Walboomers, J. M., Jacobs, M. V. et al (1999). 'Human papillomavirus is a necessary cause of invasive cervical cancer worldwide', J Pathol, 189 (1), 12-19.
- Notes:
- On October 1st 2009, New Zealand released new guidelines for cervical screening, including the recommendation of HPV testing in three clinical situations:
• ASC-US/LSIL triage of women over 30 years. If the HPV test is negative then the woman will have a follow-up smear in one year. If the HPV test is positive, then the woman will be referred for a colposcopy;
• Post treatment of CIN2/3; or
• Management of discordant results (National Screening Unit 2009).

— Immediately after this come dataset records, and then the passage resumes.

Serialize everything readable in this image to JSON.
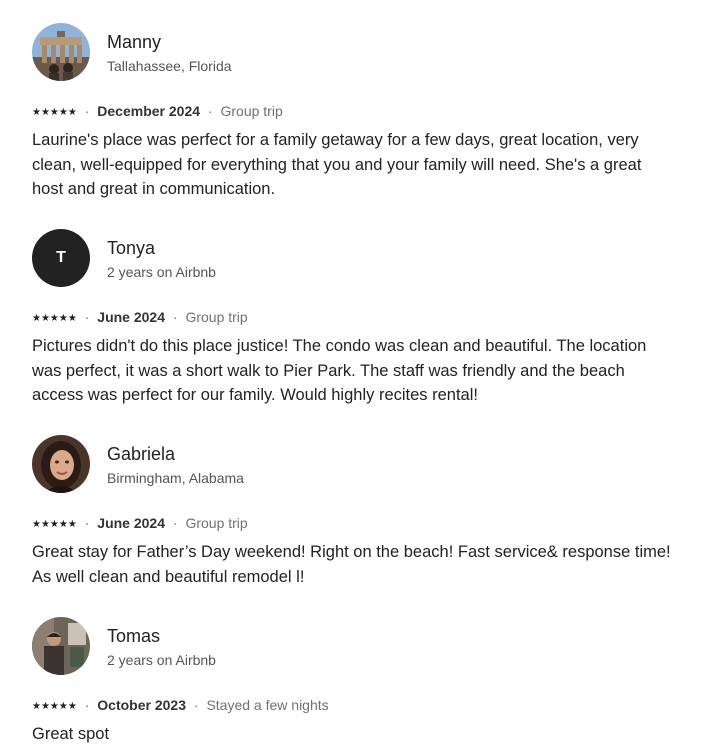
{
  "reviews": [
    {
      "name": "Manny",
      "sub": "Tallahassee, Florida",
      "stars": "★★★★★",
      "date": "December 2024",
      "trip": "Group trip",
      "text": "Laurine's place was perfect for a family getaway for a few days, great location, very clean, well-equipped for everything that you and your family will need. She's a great host and great in communication.",
      "avatar_icon": "photo-avatar-building-icon"
    },
    {
      "name": "Tonya",
      "sub": "2 years on Airbnb",
      "stars": "★★★★★",
      "date": "June 2024",
      "trip": "Group trip",
      "text": "Pictures didn't do this place justice! The condo was clean and beautiful. The location was perfect, it was a short walk to Pier Park. The staff was friendly and the beach access was perfect for our family. Would highly recites rental!",
      "avatar_initial": "T"
    },
    {
      "name": "Gabriela",
      "sub": "Birmingham, Alabama",
      "stars": "★★★★★",
      "date": "June 2024",
      "trip": "Group trip",
      "text": "Great stay for Father’s Day weekend! Right on the beach! Fast service& response time! As well clean and beautiful remodel l!",
      "avatar_icon": "photo-avatar-person-icon"
    },
    {
      "name": "Tomas",
      "sub": "2 years on Airbnb",
      "stars": "★★★★★",
      "date": "October 2023",
      "trip": "Stayed a few nights",
      "text": "Great spot",
      "avatar_icon": "photo-avatar-room-icon"
    }
  ],
  "separator": "·",
  "colors": {
    "text": "#222222",
    "muted": "#717171",
    "initial_avatar_bg": "#222222"
  }
}
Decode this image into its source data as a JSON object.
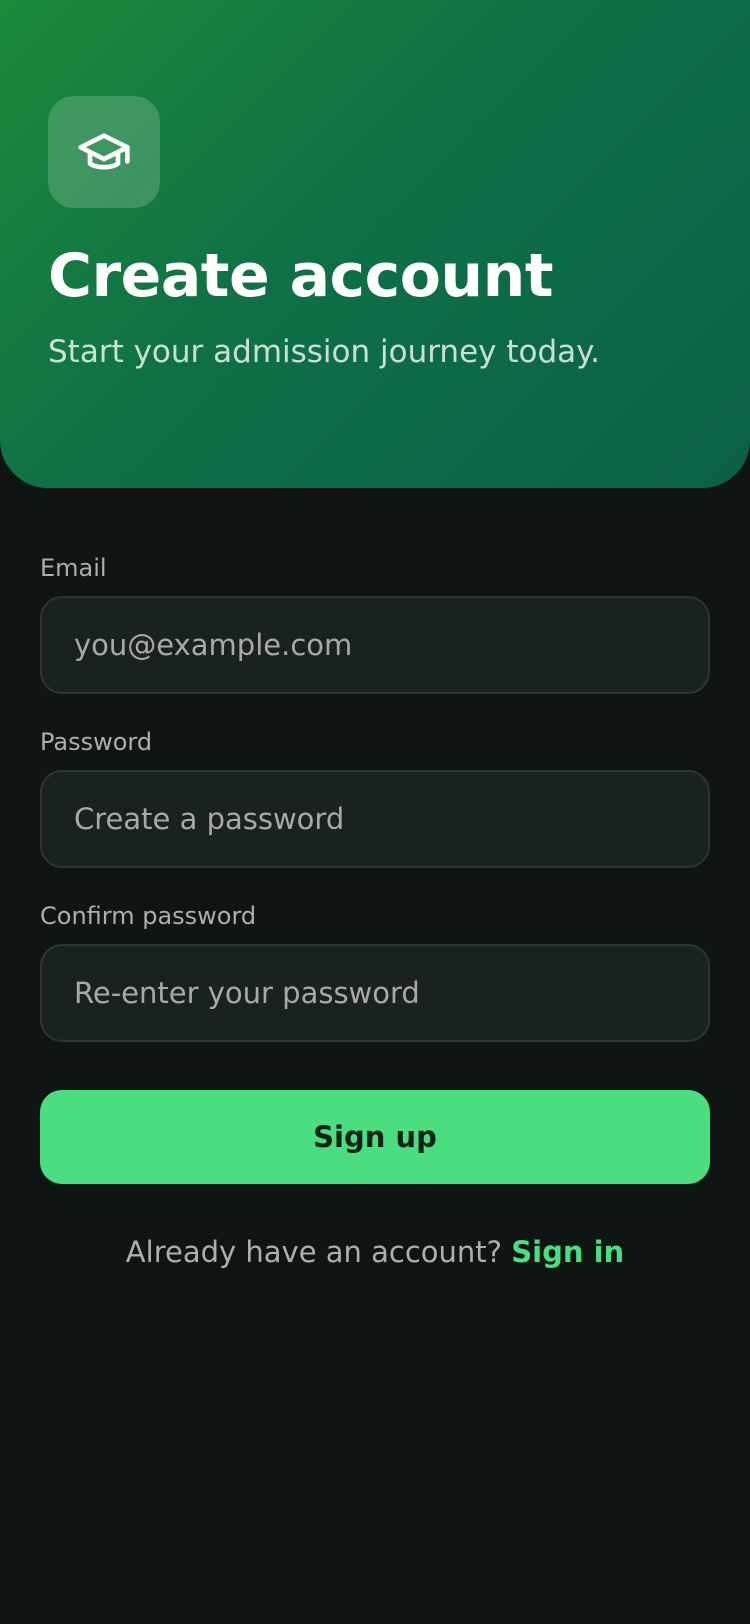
{
  "header": {
    "title": "Create account",
    "subtitle": "Start your admission journey today.",
    "logo_icon": "graduation-cap-icon"
  },
  "form": {
    "email": {
      "label": "Email",
      "placeholder": "you@example.com",
      "value": ""
    },
    "password": {
      "label": "Password",
      "placeholder": "Create a password",
      "value": ""
    },
    "confirm_password": {
      "label": "Confirm password",
      "placeholder": "Re-enter your password",
      "value": ""
    },
    "submit_label": "Sign up"
  },
  "footer": {
    "prompt": "Already have an account?",
    "link_label": "Sign in"
  },
  "colors": {
    "accent": "#4ade80",
    "background": "#0e1512",
    "header_gradient_start": "#1b8a3a",
    "header_gradient_end": "#0a6048"
  }
}
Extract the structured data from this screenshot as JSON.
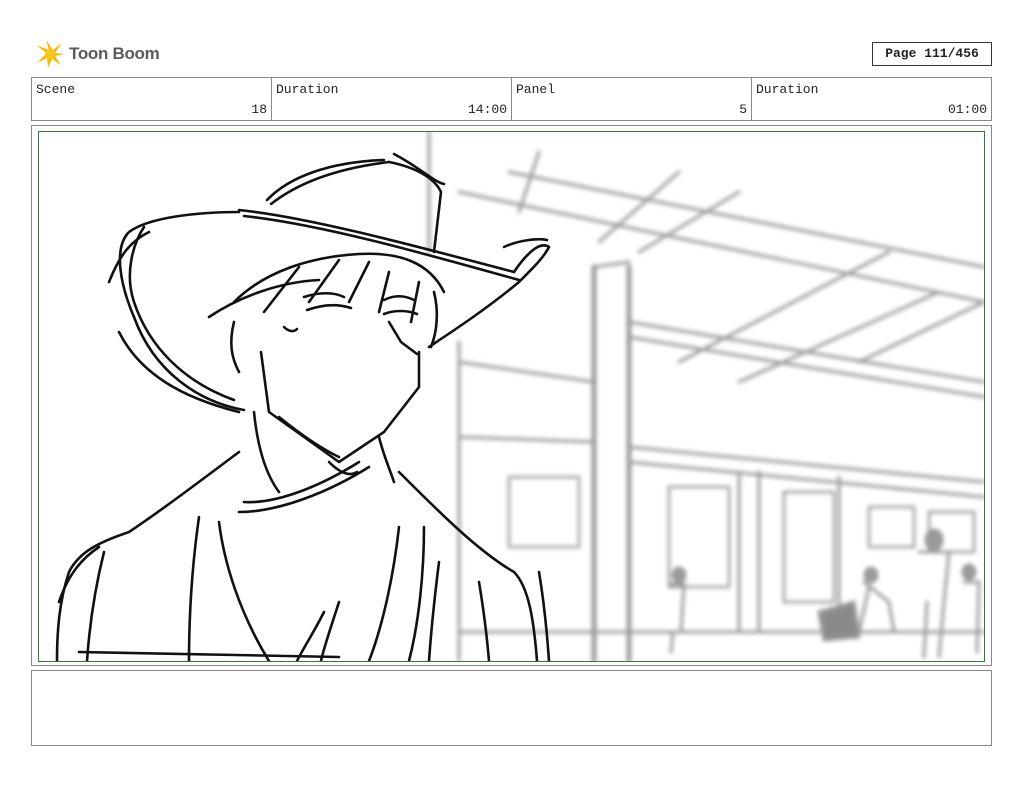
{
  "brand": {
    "name": "Toon Boom"
  },
  "page": {
    "label": "Page 111/456"
  },
  "info": {
    "scene_label": "Scene",
    "scene_value": "18",
    "duration_label": "Duration",
    "duration_value": "14:00",
    "panel_label": "Panel",
    "panel_value": "5",
    "panel_duration_label": "Duration",
    "panel_duration_value": "01:00"
  },
  "panel_image": {
    "description_icon": "storyboard-sketch"
  },
  "caption": {
    "text": ""
  }
}
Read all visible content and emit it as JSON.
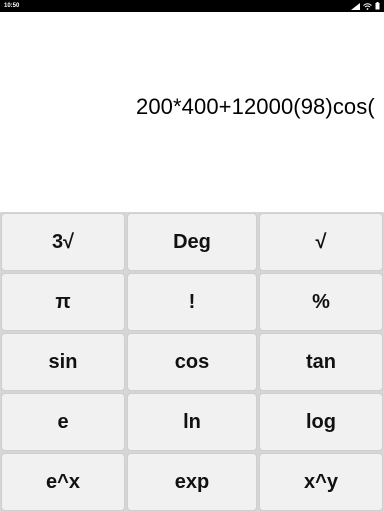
{
  "status_bar": {
    "time": "10:50",
    "icons": [
      "signal-icon",
      "wifi-icon",
      "battery-icon"
    ]
  },
  "display": {
    "expression": "200*400+12000(98)cos("
  },
  "keypad": {
    "rows": [
      [
        "3√",
        "Deg",
        "√"
      ],
      [
        "π",
        "!",
        "%"
      ],
      [
        "sin",
        "cos",
        "tan"
      ],
      [
        "e",
        "ln",
        "log"
      ],
      [
        "e^x",
        "exp",
        "x^y"
      ]
    ]
  }
}
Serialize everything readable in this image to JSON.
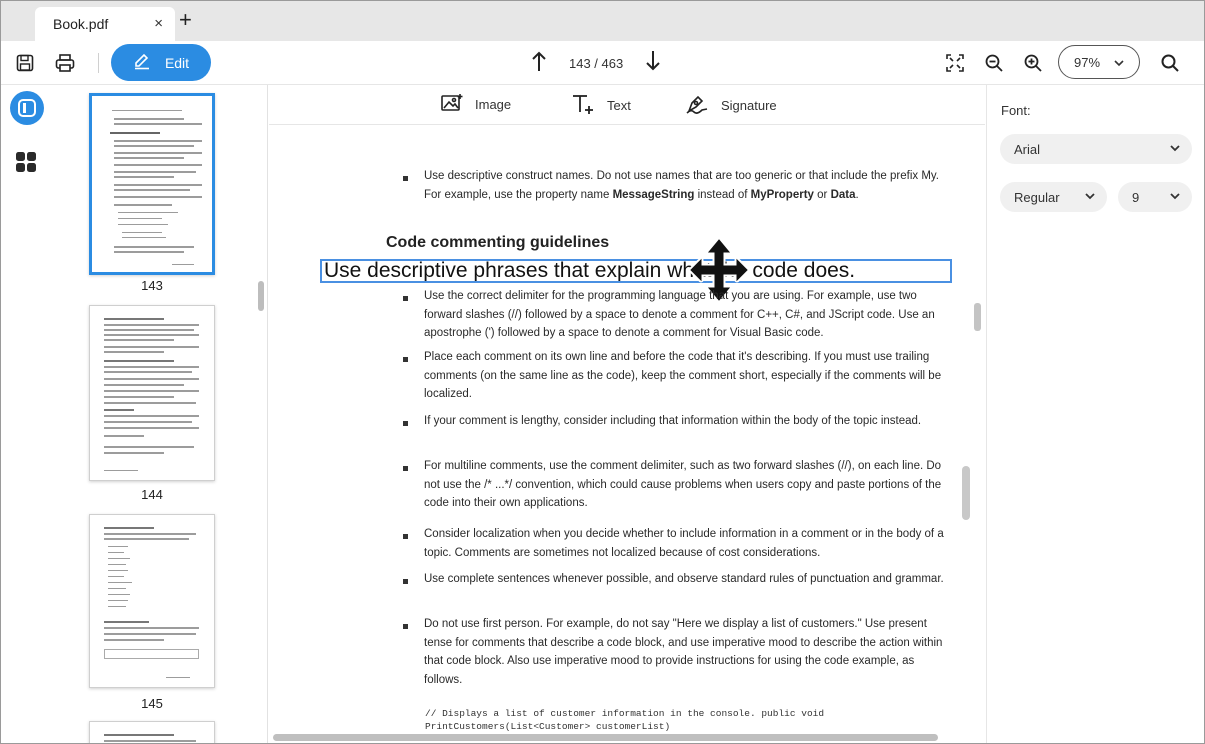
{
  "tabs": [
    {
      "label": "Book.pdf",
      "close": "×"
    }
  ],
  "new_tab": "+",
  "toolbar": {
    "save_icon": "save-icon",
    "print_icon": "print-icon",
    "edit_label": "Edit",
    "page_indicator": "143 / 463",
    "zoom_value": "97%",
    "accent": "#2b8ce2"
  },
  "insert_bar": {
    "image_label": "Image",
    "text_label": "Text",
    "signature_label": "Signature"
  },
  "thumbnails": [
    {
      "label": "143",
      "active": true
    },
    {
      "label": "144",
      "active": false
    },
    {
      "label": "145",
      "active": false
    }
  ],
  "document": {
    "intro_bullet": "Use descriptive construct names. Do not use names that are too generic or that include the prefix My. For example, use the property name ",
    "intro_bold1": "MessageString",
    "intro_mid": " instead of ",
    "intro_bold2": "MyProperty",
    "intro_or": " or ",
    "intro_bold3": "Data",
    "intro_end": ".",
    "heading": "Code commenting guidelines",
    "edit_text": "Use descriptive phrases that explain what the code does.",
    "bullets": [
      "Use the correct delimiter for the programming language that you are using. For example, use two forward slashes (//) followed by a space to denote a comment for C++, C#, and JScript code. Use an apostrophe (') followed by a space to denote a comment for Visual Basic code.",
      "Place each comment on its own line and before the code that it's describing. If you must use trailing comments (on the same line as the code), keep the comment short, especially if the comments will be localized.",
      "If your comment is lengthy, consider including that information within the body of the topic instead.",
      "For multiline comments, use the comment delimiter, such as two forward slashes (//), on each line. Do not use the /* ...*/ convention, which could cause problems when users copy and paste portions of the code into their own applications.",
      "Consider localization when you decide whether to include information in a comment or in the body of a topic. Comments are sometimes not localized because of cost considerations.",
      "Use complete sentences whenever possible, and observe standard rules of punctuation and grammar.",
      "Do not use first person. For example, do not say \"Here we display a list of customers.\" Use present tense for comments that describe a code block, and use imperative mood to describe the action within that code block. Also use imperative mood to provide instructions for using the code example, as follows."
    ],
    "code_line1": "// Displays a list of customer information in the console. public void",
    "code_line2": "PrintCustomers(List<Customer> customerList)"
  },
  "properties": {
    "font_label": "Font:",
    "font_family": "Arial",
    "font_style": "Regular",
    "font_size": "9"
  }
}
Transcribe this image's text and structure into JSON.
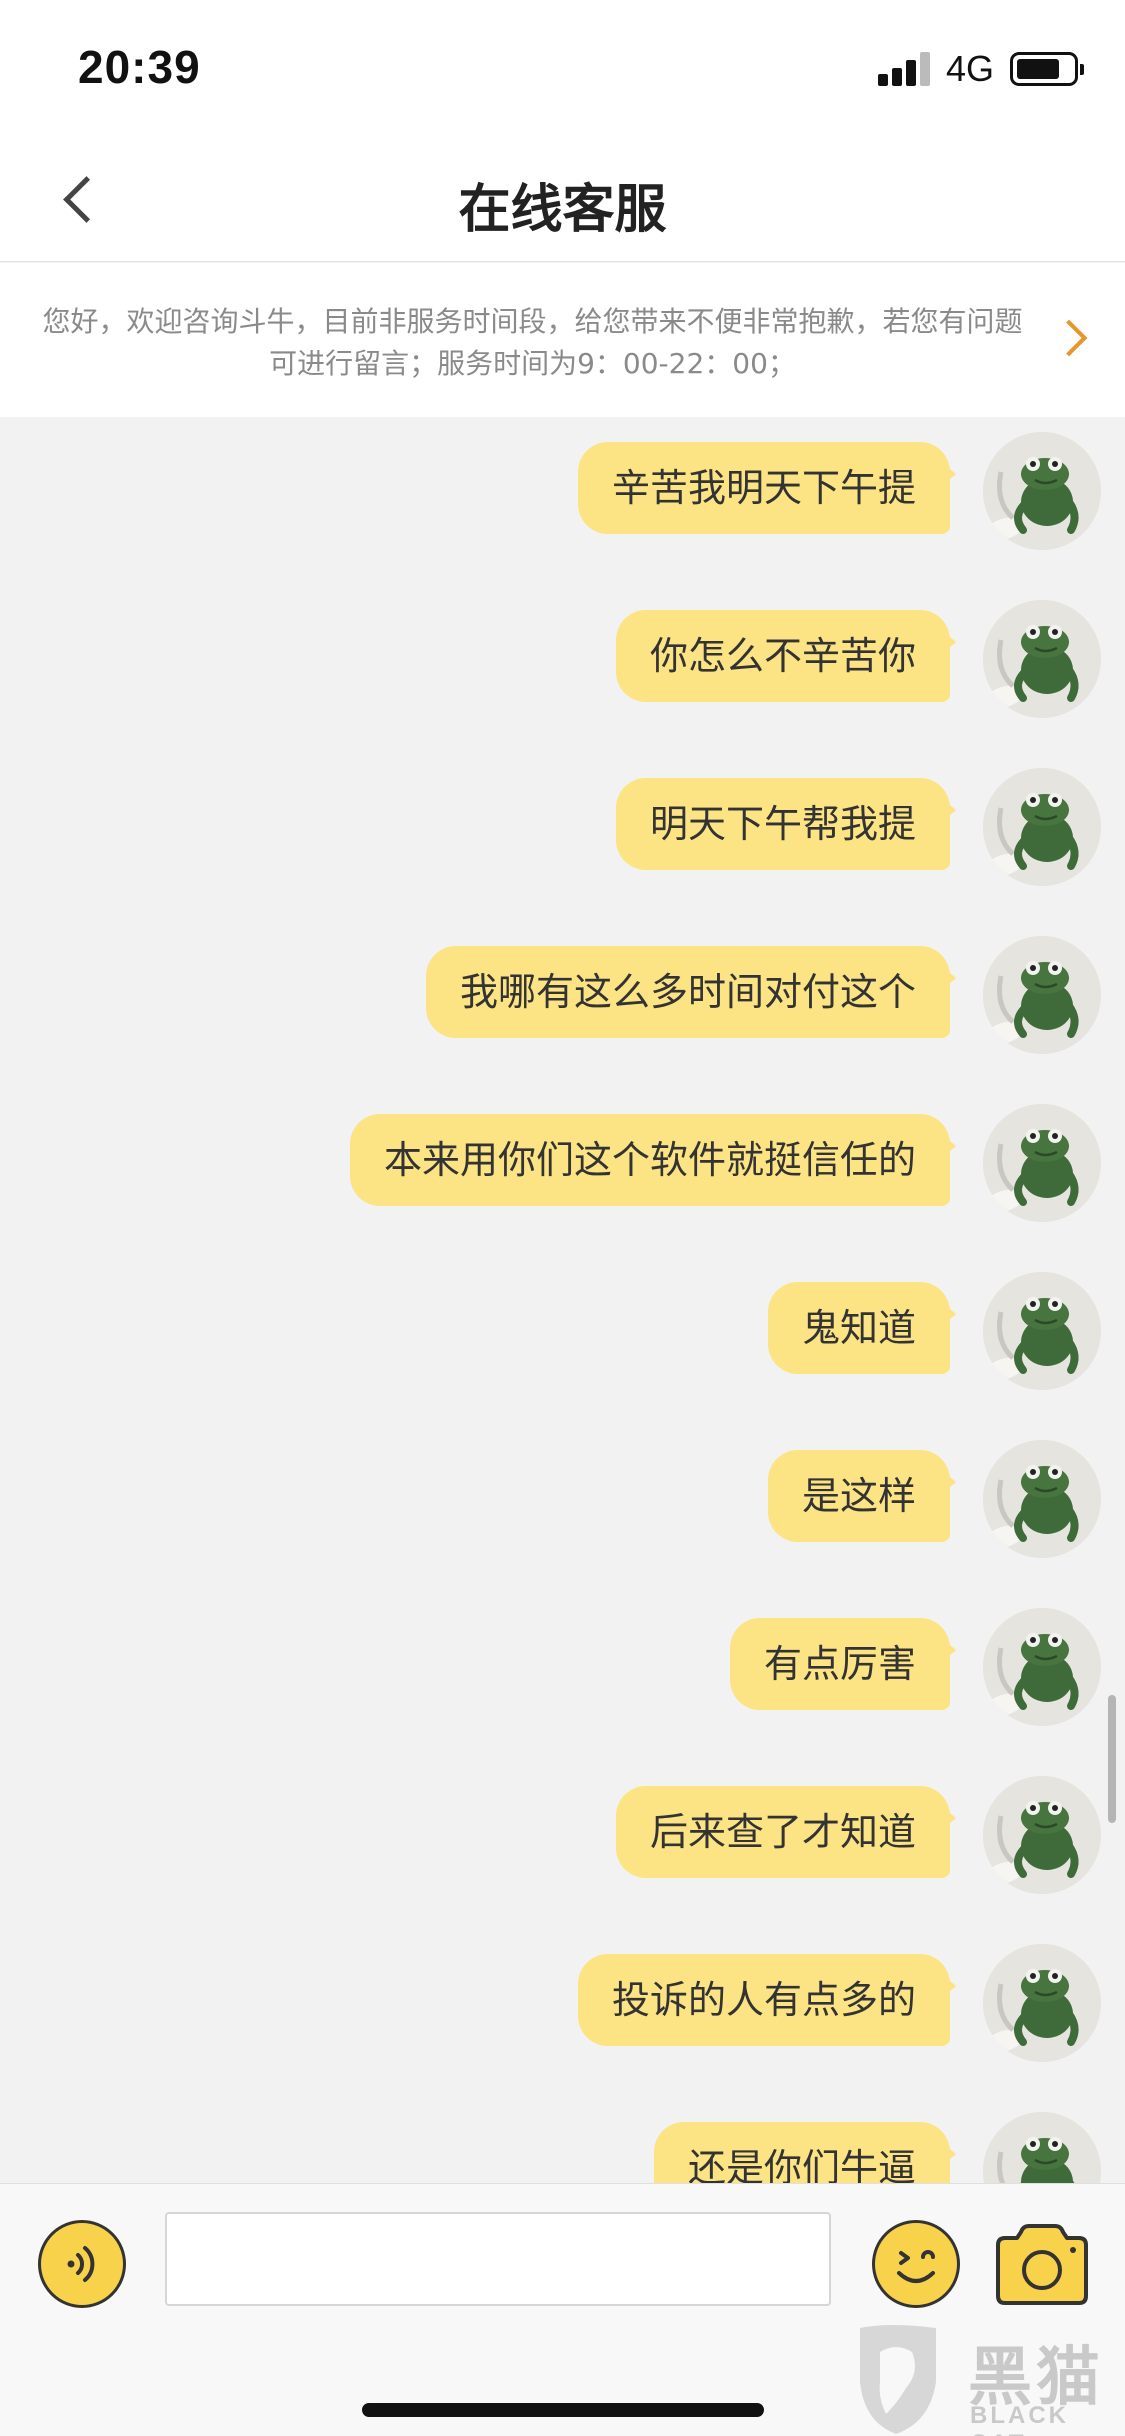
{
  "status_bar": {
    "time": "20:39",
    "network": "4G"
  },
  "nav": {
    "title": "在线客服"
  },
  "notice": {
    "text": "您好，欢迎咨询斗牛，目前非服务时间段，给您带来不便非常抱歉，若您有问题可进行留言；服务时间为9：00-22：00；"
  },
  "messages": [
    {
      "text": "辛苦我明天下午提",
      "sender": "me"
    },
    {
      "text": "你怎么不辛苦你",
      "sender": "me"
    },
    {
      "text": "明天下午帮我提",
      "sender": "me"
    },
    {
      "text": "我哪有这么多时间对付这个",
      "sender": "me"
    },
    {
      "text": "本来用你们这个软件就挺信任的",
      "sender": "me"
    },
    {
      "text": "鬼知道",
      "sender": "me"
    },
    {
      "text": "是这样",
      "sender": "me"
    },
    {
      "text": "有点厉害",
      "sender": "me"
    },
    {
      "text": "后来查了才知道",
      "sender": "me"
    },
    {
      "text": "投诉的人有点多的",
      "sender": "me"
    },
    {
      "text": "还是你们牛逼",
      "sender": "me"
    }
  ],
  "input": {
    "value": "",
    "placeholder": ""
  },
  "icons": {
    "voice": "voice-icon",
    "emoji": "emoji-icon",
    "camera": "camera-icon",
    "avatar": "frog-plush-avatar"
  },
  "colors": {
    "bubble": "#fce384",
    "accent": "#f8d24a",
    "chevron": "#e8952a"
  },
  "watermark": {
    "text": "黑猫",
    "sub": "BLACK CAT"
  }
}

Eight New Zealand pathology laboratories are contracted to provide cytological services for the programme and some of these laboratories will provide HPV testing. Several commercially available HPV tests will be used by these laboratories, rather than a single defined product, and these include Hologic’s Cervista™ HPV HR, Roche’s Amplicor HPV, Abbott’s RealTime High Risk (HR) HPV and the Diagene Capture-II (personal communication NZ National Cervical Screening Programme). All of these assays are qualitative and test for the 13 or 14 high-risk genotypes. HPV testing is not recommended for women under the age of 30 years as HPV infection is common in this age group and is usually self resolving. It is hoped that HPV testing will determine more accurately those women who require further assessment. A negative test indicates that a woman is unlikely to develop cancer in the next few years, however a positive HPV test does not indicate that a woman has cancer (National Screening Unit 2009).
The HPV vaccine has also been introduced in New Zealand and is included on the National Immunisation Schedule at no cost for girls aged 12 years (National Screening Unit 2009).
Recently in Australia, the National Cervical Screening Program has been affected by two major changes in policy and management In 2006, the NHMRC guidelines (NHMRC 2005) were introduced into clinical practice. The guidelines recognised that changes in cervical cells are a result of an infective rather than a neoplastic process. The Guidelines recommend less intervention for women with low-grade squamous intraepithelial lesions, giving HPV infection an opportunity to resolve without treatment. In addition, in 2007, a vaccine against HPV types 16, 18, 6, and 11 was introduced under the National Immunisation Program. The vaccine is expected to lower cervical cancer incidence and mortality rates, however due to the slow progression of cervical cancer the effect of vaccine administration may not be evident for some time (AIHW 2009).